An hour or so later they reached the peninsula and the crossroads where Stuart changed to still another little train to make the final run out to St. Tropez. He was covered with grit but he had a pleasant memory of pretty little stations covered with bougainvillea and surrounded by zinnias and daisies, of rocky coves overhung by wind-twisted pines, of sea and sky and the explosive good humor of his fellow passengers. None of them had heard of General Motors Preferred.

Crossing from one train to the other in a grove of venerable parasol pines, he caught sight of Maître Barbetin, the notary handling the property transaction, and he hurried forward.

“Any news of M. Giraudon?” he asked as he had every time he had encountered the old gentleman in the last three weeks. The notary was a little bearded old man tightly buttoned into a rusty frock coat. He wore no tie but on his head was a hard squarish black hat with a hard curly brim.

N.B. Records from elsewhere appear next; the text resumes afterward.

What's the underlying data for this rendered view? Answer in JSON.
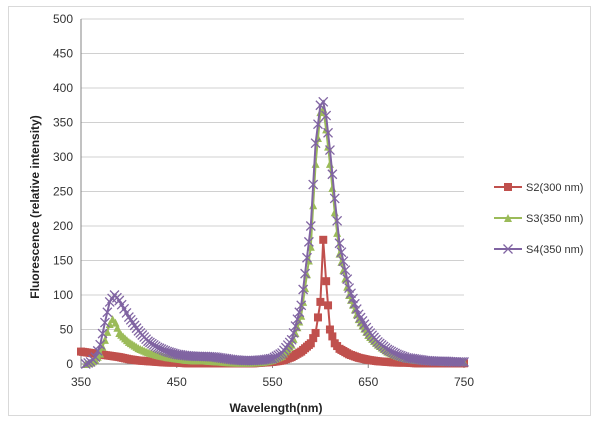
{
  "chart_data": {
    "type": "line",
    "title": "",
    "xlabel": "Wavelength(nm)",
    "ylabel": "Fluorescence (relative intensity)",
    "xlim": [
      350,
      750
    ],
    "ylim": [
      0,
      500
    ],
    "x_ticks": [
      350,
      450,
      550,
      650,
      750
    ],
    "y_ticks": [
      0,
      50,
      100,
      150,
      200,
      250,
      300,
      350,
      400,
      450,
      500
    ],
    "grid": "horizontal",
    "legend_position": "right",
    "series": [
      {
        "name": "S2(300 nm)",
        "color": "#c0504d",
        "marker": "square",
        "points": [
          [
            350,
            18
          ],
          [
            360,
            16
          ],
          [
            370,
            14
          ],
          [
            380,
            12
          ],
          [
            390,
            10
          ],
          [
            400,
            7
          ],
          [
            410,
            5
          ],
          [
            420,
            4
          ],
          [
            430,
            3
          ],
          [
            440,
            2
          ],
          [
            450,
            2
          ],
          [
            460,
            1
          ],
          [
            470,
            1
          ],
          [
            480,
            1
          ],
          [
            490,
            1
          ],
          [
            500,
            1
          ],
          [
            510,
            1
          ],
          [
            520,
            1
          ],
          [
            530,
            1
          ],
          [
            540,
            2
          ],
          [
            550,
            3
          ],
          [
            560,
            5
          ],
          [
            570,
            10
          ],
          [
            580,
            18
          ],
          [
            590,
            30
          ],
          [
            595,
            45
          ],
          [
            600,
            90
          ],
          [
            603,
            180
          ],
          [
            606,
            120
          ],
          [
            610,
            50
          ],
          [
            615,
            30
          ],
          [
            620,
            22
          ],
          [
            630,
            14
          ],
          [
            640,
            9
          ],
          [
            650,
            6
          ],
          [
            660,
            4
          ],
          [
            670,
            3
          ],
          [
            680,
            2
          ],
          [
            690,
            2
          ],
          [
            700,
            1
          ],
          [
            710,
            1
          ],
          [
            720,
            1
          ],
          [
            730,
            1
          ],
          [
            740,
            1
          ],
          [
            750,
            1
          ]
        ]
      },
      {
        "name": "S3(350 nm)",
        "color": "#9bbb59",
        "marker": "triangle",
        "points": [
          [
            355,
            0
          ],
          [
            360,
            2
          ],
          [
            365,
            6
          ],
          [
            370,
            15
          ],
          [
            375,
            35
          ],
          [
            380,
            58
          ],
          [
            383,
            65
          ],
          [
            386,
            60
          ],
          [
            390,
            45
          ],
          [
            400,
            32
          ],
          [
            410,
            23
          ],
          [
            420,
            17
          ],
          [
            430,
            13
          ],
          [
            440,
            10
          ],
          [
            450,
            8
          ],
          [
            460,
            6
          ],
          [
            470,
            5
          ],
          [
            480,
            5
          ],
          [
            490,
            4
          ],
          [
            500,
            3
          ],
          [
            510,
            2
          ],
          [
            520,
            2
          ],
          [
            530,
            2
          ],
          [
            540,
            3
          ],
          [
            550,
            6
          ],
          [
            560,
            12
          ],
          [
            570,
            28
          ],
          [
            580,
            70
          ],
          [
            590,
            170
          ],
          [
            595,
            290
          ],
          [
            600,
            365
          ],
          [
            603,
            370
          ],
          [
            606,
            340
          ],
          [
            610,
            290
          ],
          [
            615,
            220
          ],
          [
            620,
            160
          ],
          [
            630,
            100
          ],
          [
            640,
            65
          ],
          [
            650,
            42
          ],
          [
            660,
            28
          ],
          [
            670,
            18
          ],
          [
            680,
            12
          ],
          [
            690,
            8
          ],
          [
            700,
            6
          ],
          [
            710,
            5
          ],
          [
            720,
            4
          ],
          [
            730,
            3
          ],
          [
            740,
            3
          ],
          [
            750,
            3
          ]
        ]
      },
      {
        "name": "S4(350 nm)",
        "color": "#8064a2",
        "marker": "x",
        "points": [
          [
            355,
            0
          ],
          [
            360,
            3
          ],
          [
            365,
            10
          ],
          [
            370,
            28
          ],
          [
            375,
            60
          ],
          [
            380,
            90
          ],
          [
            385,
            100
          ],
          [
            390,
            92
          ],
          [
            395,
            80
          ],
          [
            400,
            68
          ],
          [
            410,
            48
          ],
          [
            420,
            33
          ],
          [
            430,
            24
          ],
          [
            440,
            18
          ],
          [
            450,
            14
          ],
          [
            460,
            12
          ],
          [
            470,
            11
          ],
          [
            480,
            11
          ],
          [
            490,
            10
          ],
          [
            500,
            8
          ],
          [
            510,
            6
          ],
          [
            520,
            5
          ],
          [
            530,
            5
          ],
          [
            540,
            6
          ],
          [
            550,
            8
          ],
          [
            560,
            16
          ],
          [
            570,
            35
          ],
          [
            580,
            85
          ],
          [
            590,
            200
          ],
          [
            595,
            320
          ],
          [
            600,
            375
          ],
          [
            603,
            380
          ],
          [
            606,
            360
          ],
          [
            610,
            310
          ],
          [
            615,
            240
          ],
          [
            620,
            175
          ],
          [
            630,
            110
          ],
          [
            640,
            72
          ],
          [
            650,
            48
          ],
          [
            660,
            32
          ],
          [
            670,
            21
          ],
          [
            680,
            14
          ],
          [
            690,
            9
          ],
          [
            700,
            7
          ],
          [
            710,
            5
          ],
          [
            720,
            4
          ],
          [
            730,
            4
          ],
          [
            740,
            3
          ],
          [
            750,
            3
          ]
        ]
      }
    ]
  }
}
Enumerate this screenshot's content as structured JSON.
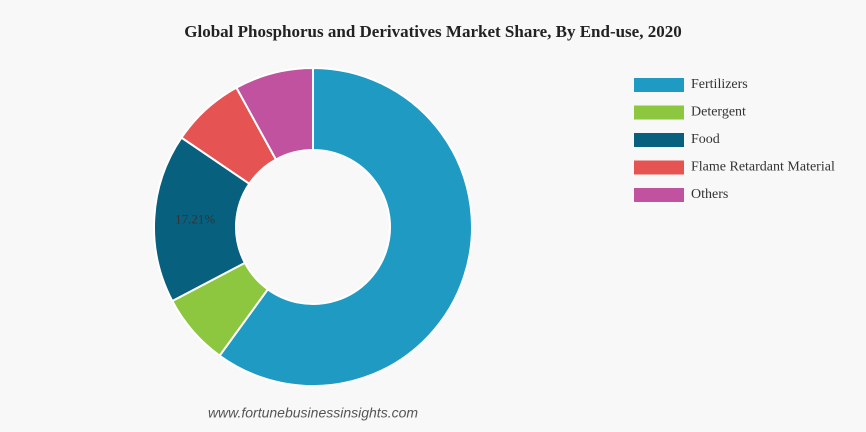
{
  "chart_data": {
    "type": "donut",
    "title": "Global Phosphorus and Derivatives Market Share, By End-use, 2020",
    "categories": [
      "Fertilizers",
      "Detergent",
      "Food",
      "Flame Retardant Material",
      "Others"
    ],
    "values": [
      60.0,
      7.3,
      17.21,
      7.5,
      8.0
    ],
    "value_labels": [
      null,
      null,
      "17.21%",
      null,
      null
    ],
    "colors": [
      "#1f9bc3",
      "#8dc63f",
      "#08607f",
      "#e55353",
      "#c052a0"
    ],
    "legend": "top-right",
    "source": "www.fortunebusinessinsights.com"
  }
}
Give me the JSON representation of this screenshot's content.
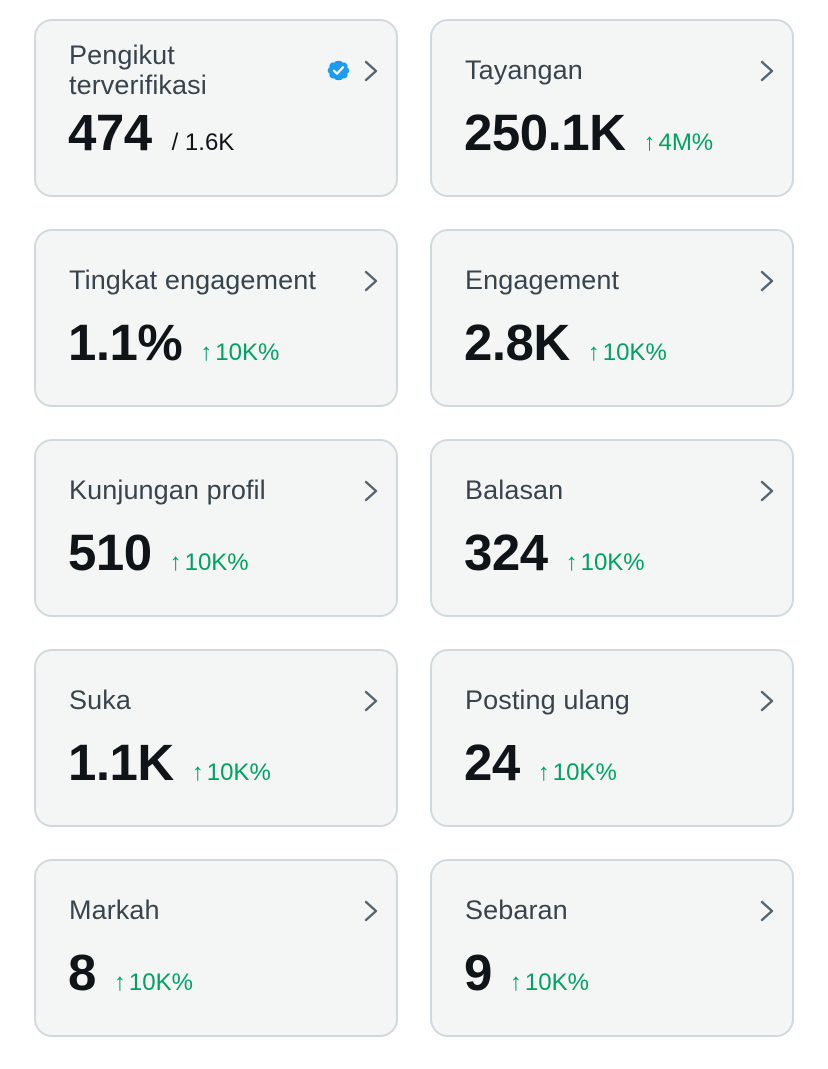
{
  "colors": {
    "card_background": "#f4f6f5",
    "card_border": "#cfd9de",
    "label_text": "#38444d",
    "value_text": "#0f1419",
    "positive_change": "#00a264",
    "verified_badge": "#1d9bf0"
  },
  "icons": {
    "chevron": "chevron-right-icon",
    "verified": "verified-badge-icon",
    "change_arrow": "↑"
  },
  "cards": [
    {
      "label": "Pengikut terverifikasi",
      "value": "474",
      "sub": "/ 1.6K",
      "verified": true
    },
    {
      "label": "Tayangan",
      "value": "250.1K",
      "change": "4M%"
    },
    {
      "label": "Tingkat engagement",
      "value": "1.1%",
      "change": "10K%"
    },
    {
      "label": "Engagement",
      "value": "2.8K",
      "change": "10K%"
    },
    {
      "label": "Kunjungan profil",
      "value": "510",
      "change": "10K%"
    },
    {
      "label": "Balasan",
      "value": "324",
      "change": "10K%"
    },
    {
      "label": "Suka",
      "value": "1.1K",
      "change": "10K%"
    },
    {
      "label": "Posting ulang",
      "value": "24",
      "change": "10K%"
    },
    {
      "label": "Markah",
      "value": "8",
      "change": "10K%"
    },
    {
      "label": "Sebaran",
      "value": "9",
      "change": "10K%"
    }
  ]
}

“None, my dear sir. None at all.” His chin whiskers bobbed up and down as he began a rambling account of his progress in straightening out the boundary dispute. Since it involved an adjoining property whose owners had died twenty years earlier, leaving no heirs, Stuart suspected the old man made much of it only to enhance his own importance.

“In any case,” Stuart put in as soon as Maître Barbetin paused for breath, “I'll have the money in two weeks. You'll have time to get everything in Order.” He let himself get separated from the notary and settled down to wait for the first glimpse of what he was beginning to think of as home.

Located halfway out on a peninsula that thrust a ridged and wooded finger into the Mediterranean, St. Tropez seemed destined to escape forever the tourist invasion that had overrun the rest of the coast. We'll damn well keep it that way, Stuart thought. The train offered a succession of vistas as it chugged nearer. His first view of the town, as they rounded a bend, made him catch his breath. The sun, dropping toward the horizon, had turned it to gold. Sea and sky flowed around it; it was a golden citadel set in azure, rectangular patterns piled up in a jagged pyramid against a low hill. In the foreground, the slanting bough of a pine tree served as an oddly oriental frame and the town seemed cut off from the mainland, floating between sea and sky, lighted from within by a golden fire. Yes, Stuart thought as he looked at it with a touch of awe, this will do. Unexpectedly, his eyes filled with happy tears.

As the train clattered into the station, Stuart caught sight of the enormous Rolls-Royce, part of his legacy that had been waiting for him in London, and a second later, Helene, standing a little apart from the villagers who had come to watch the train's arrival. He jumped off and ran over to her, tempted to throw his arms around her, but curbing his exuberance to kiss her decorously.